Honduras: Kämpfe in den Quartieren; Feministinnen berichten

Freitag, 25. September 2009

(25.9.09) In den letzten Tagen hat sich die Auseinandersetzung hauptsächlich in die Unterklassenquartiere von Tegucigalpa und San Pedro Sula verlagert. Dessen ungeachtet konnte der Widerstand vorgestern Mittwoch nach einer provisorischen Aufhebung der Ausgangsspere eine grosse Demonstration in der Hauptstadt durchführen, die gegen Schluss von den Repressionskräften angegriffen worden ist. Es kam danach zu regelrechten Hetzjagden vor allem auf Jugendliche, die sich in ihre Quartiere flüchteten und dort teilweise erfolgreich gegen den Repressionsapparat verschanzen konnten, bis am frühen Donnerstagmorgen. Ähnliche Szenen haben sich offenbar auch in der in Honduras soeben zu Ende gegangenen letzten Nacht ereignet.

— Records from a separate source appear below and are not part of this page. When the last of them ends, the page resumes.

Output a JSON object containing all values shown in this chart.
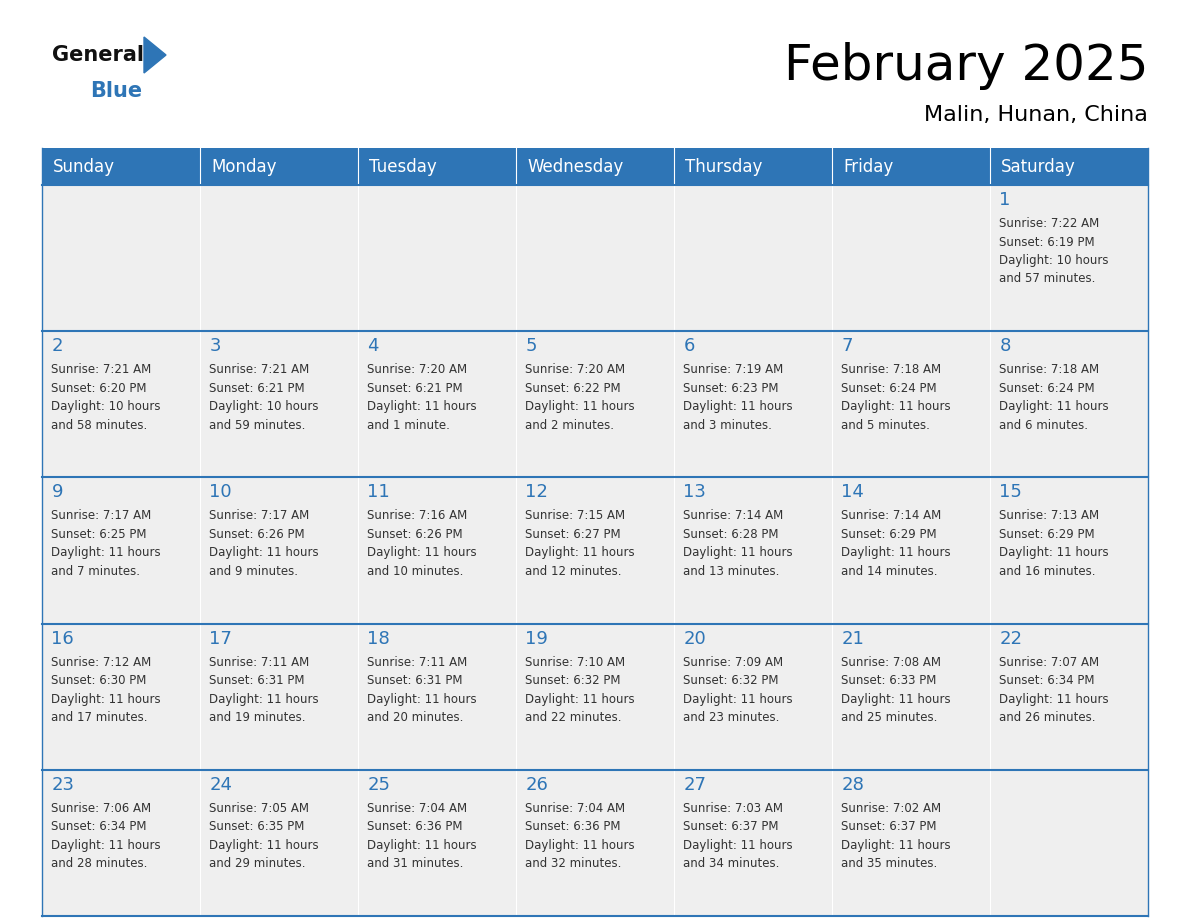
{
  "title": "February 2025",
  "subtitle": "Malin, Hunan, China",
  "header_color": "#2E75B6",
  "header_text_color": "#FFFFFF",
  "cell_bg_color": "#EFEFEF",
  "cell_bg_empty": "#E8E8E8",
  "day_number_color": "#2E75B6",
  "text_color": "#333333",
  "line_color": "#2E75B6",
  "border_color": "#2E75B6",
  "days_of_week": [
    "Sunday",
    "Monday",
    "Tuesday",
    "Wednesday",
    "Thursday",
    "Friday",
    "Saturday"
  ],
  "weeks": [
    [
      {
        "day": null,
        "info": null
      },
      {
        "day": null,
        "info": null
      },
      {
        "day": null,
        "info": null
      },
      {
        "day": null,
        "info": null
      },
      {
        "day": null,
        "info": null
      },
      {
        "day": null,
        "info": null
      },
      {
        "day": 1,
        "info": "Sunrise: 7:22 AM\nSunset: 6:19 PM\nDaylight: 10 hours\nand 57 minutes."
      }
    ],
    [
      {
        "day": 2,
        "info": "Sunrise: 7:21 AM\nSunset: 6:20 PM\nDaylight: 10 hours\nand 58 minutes."
      },
      {
        "day": 3,
        "info": "Sunrise: 7:21 AM\nSunset: 6:21 PM\nDaylight: 10 hours\nand 59 minutes."
      },
      {
        "day": 4,
        "info": "Sunrise: 7:20 AM\nSunset: 6:21 PM\nDaylight: 11 hours\nand 1 minute."
      },
      {
        "day": 5,
        "info": "Sunrise: 7:20 AM\nSunset: 6:22 PM\nDaylight: 11 hours\nand 2 minutes."
      },
      {
        "day": 6,
        "info": "Sunrise: 7:19 AM\nSunset: 6:23 PM\nDaylight: 11 hours\nand 3 minutes."
      },
      {
        "day": 7,
        "info": "Sunrise: 7:18 AM\nSunset: 6:24 PM\nDaylight: 11 hours\nand 5 minutes."
      },
      {
        "day": 8,
        "info": "Sunrise: 7:18 AM\nSunset: 6:24 PM\nDaylight: 11 hours\nand 6 minutes."
      }
    ],
    [
      {
        "day": 9,
        "info": "Sunrise: 7:17 AM\nSunset: 6:25 PM\nDaylight: 11 hours\nand 7 minutes."
      },
      {
        "day": 10,
        "info": "Sunrise: 7:17 AM\nSunset: 6:26 PM\nDaylight: 11 hours\nand 9 minutes."
      },
      {
        "day": 11,
        "info": "Sunrise: 7:16 AM\nSunset: 6:26 PM\nDaylight: 11 hours\nand 10 minutes."
      },
      {
        "day": 12,
        "info": "Sunrise: 7:15 AM\nSunset: 6:27 PM\nDaylight: 11 hours\nand 12 minutes."
      },
      {
        "day": 13,
        "info": "Sunrise: 7:14 AM\nSunset: 6:28 PM\nDaylight: 11 hours\nand 13 minutes."
      },
      {
        "day": 14,
        "info": "Sunrise: 7:14 AM\nSunset: 6:29 PM\nDaylight: 11 hours\nand 14 minutes."
      },
      {
        "day": 15,
        "info": "Sunrise: 7:13 AM\nSunset: 6:29 PM\nDaylight: 11 hours\nand 16 minutes."
      }
    ],
    [
      {
        "day": 16,
        "info": "Sunrise: 7:12 AM\nSunset: 6:30 PM\nDaylight: 11 hours\nand 17 minutes."
      },
      {
        "day": 17,
        "info": "Sunrise: 7:11 AM\nSunset: 6:31 PM\nDaylight: 11 hours\nand 19 minutes."
      },
      {
        "day": 18,
        "info": "Sunrise: 7:11 AM\nSunset: 6:31 PM\nDaylight: 11 hours\nand 20 minutes."
      },
      {
        "day": 19,
        "info": "Sunrise: 7:10 AM\nSunset: 6:32 PM\nDaylight: 11 hours\nand 22 minutes."
      },
      {
        "day": 20,
        "info": "Sunrise: 7:09 AM\nSunset: 6:32 PM\nDaylight: 11 hours\nand 23 minutes."
      },
      {
        "day": 21,
        "info": "Sunrise: 7:08 AM\nSunset: 6:33 PM\nDaylight: 11 hours\nand 25 minutes."
      },
      {
        "day": 22,
        "info": "Sunrise: 7:07 AM\nSunset: 6:34 PM\nDaylight: 11 hours\nand 26 minutes."
      }
    ],
    [
      {
        "day": 23,
        "info": "Sunrise: 7:06 AM\nSunset: 6:34 PM\nDaylight: 11 hours\nand 28 minutes."
      },
      {
        "day": 24,
        "info": "Sunrise: 7:05 AM\nSunset: 6:35 PM\nDaylight: 11 hours\nand 29 minutes."
      },
      {
        "day": 25,
        "info": "Sunrise: 7:04 AM\nSunset: 6:36 PM\nDaylight: 11 hours\nand 31 minutes."
      },
      {
        "day": 26,
        "info": "Sunrise: 7:04 AM\nSunset: 6:36 PM\nDaylight: 11 hours\nand 32 minutes."
      },
      {
        "day": 27,
        "info": "Sunrise: 7:03 AM\nSunset: 6:37 PM\nDaylight: 11 hours\nand 34 minutes."
      },
      {
        "day": 28,
        "info": "Sunrise: 7:02 AM\nSunset: 6:37 PM\nDaylight: 11 hours\nand 35 minutes."
      },
      {
        "day": null,
        "info": null
      }
    ]
  ],
  "logo_text_general": "General",
  "logo_text_blue": "Blue",
  "logo_color_general": "#111111",
  "logo_color_blue": "#2E75B6",
  "logo_triangle_color": "#2E75B6",
  "title_fontsize": 36,
  "subtitle_fontsize": 16,
  "header_fontsize": 12,
  "day_num_fontsize": 13,
  "info_fontsize": 8.5
}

Nach übereinstimmenden Berichten können die Sicherheitskräfte in manchen Quartieren nur noch in Grossformationen antreten, in kleineren Gruppen fahren sie allenfalls durch die Strassen und schiessen dabei zuweilen auch wild um sich. Während die Polizei mittlerweile von zwei toten Aktivisten des Widerstandes spricht, zirkulieren seit Dienstag Hinweise auf wesentlich mehr Umgebrachte.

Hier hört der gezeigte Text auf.